3. How Can Communities Help Drive Sales of Complex Goods?
With smart devices and other software-driven products, many previously “simple” devices have become much more complex for the end consumer. An array of customizations and personalizations make something even as seemingly simple as purchasing a pair of shoes a much more complicated buying experience.
Consumers also face technical challenges in purchasing smart devices and software-driven products that can talk to one another, for example (see Figure 4). They may need to answer a variety of questions, including:
- Does this product support the protocols and standards I need for my particular application?
- Which of these devices works best together in combination with one another?
- What kinds of solutions can I build with a combination of different products being used together?
We made sure that we developed the right kinds of collaborative capabilities, such as questions and answers, that supported consumers evaluating a product for purchase, and provided key moderator and extension capabilities so that a question that is unanswered for a period of time can be automatically escalated to a call center representative.

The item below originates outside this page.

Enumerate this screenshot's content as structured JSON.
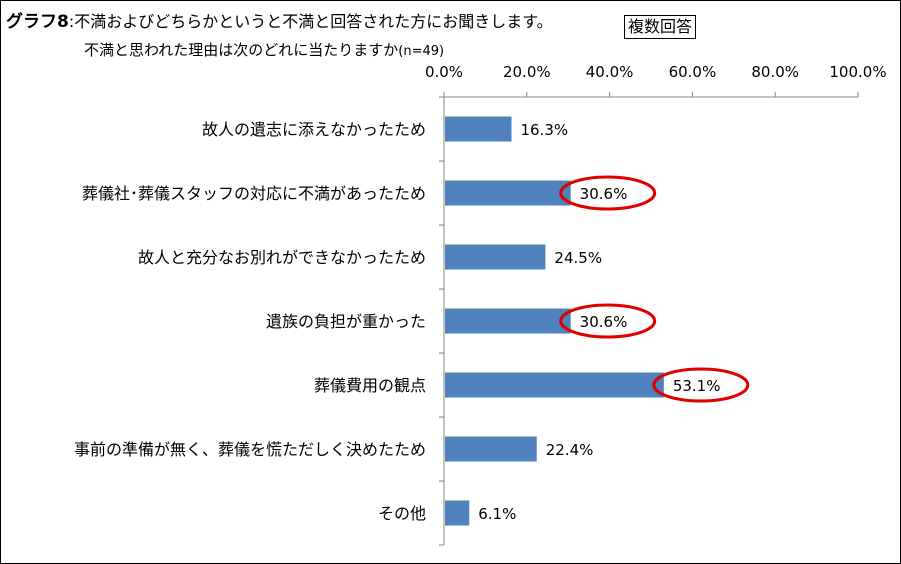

This reduces buying anxiety and increases the likelihood of a successful purchase that won’t result in post-sales support issues or product returns.
4. What Insights Can a Community Solution Built for Commerce Provide?
Finally, and perhaps most importantly, our customers told us they wanted to know much more about their end consumers’ buying journey, including:
- What questions were asked before a decision was made?
- How many conversations and interactions did it take to make a final purchase decision?
- Which social content — blogs, reviews, questions — helped influence a purchase?
- Which pieces of paid content actually drove sales?
By being connected with the actual commerce catalog, and knowing exactly which questions relate to which products, SAP Jam Communities provides deeper, more meaningful engagement metrics around what drives successful conversions (see Figure 5). This in turn enables companies to repeat successful transactions and create happy and loyal customers.
These insights also become the guideposts by which companies can better manage and scale their online communities. Often, they only have engagement metrics that community managers can use to measure results, rather than more robust information that indicates whether the inbound web traffic and click-through actually led to a desired outcome, for example. By connecting precise data about customer discussions and purchasing journeys, SAP Jam Communities provides unparalleled insight into how online communities influence conversions and drive sales.
4. What Insights Can a Community Solution Built for Commerce Provide?
Interactions beginning on a public community powered by SAP Jam Communities can easily transition into a private space powered by our SAP Jam collaboration solution. This opens the possibility of further reducing barriers so companies can build stronger and more successful relationships with their customers.
Just as we’ve found success with SAP Jam for internal employee collaboration by listening to our customers and identifying and solving real-world, everyday business challenges, we intend to continue to do the same with SAP Jam Communities. The evolution of the product will be a direct result of how well we listen to our customers, and how successful we are in executing against a plan to take online communities into the future.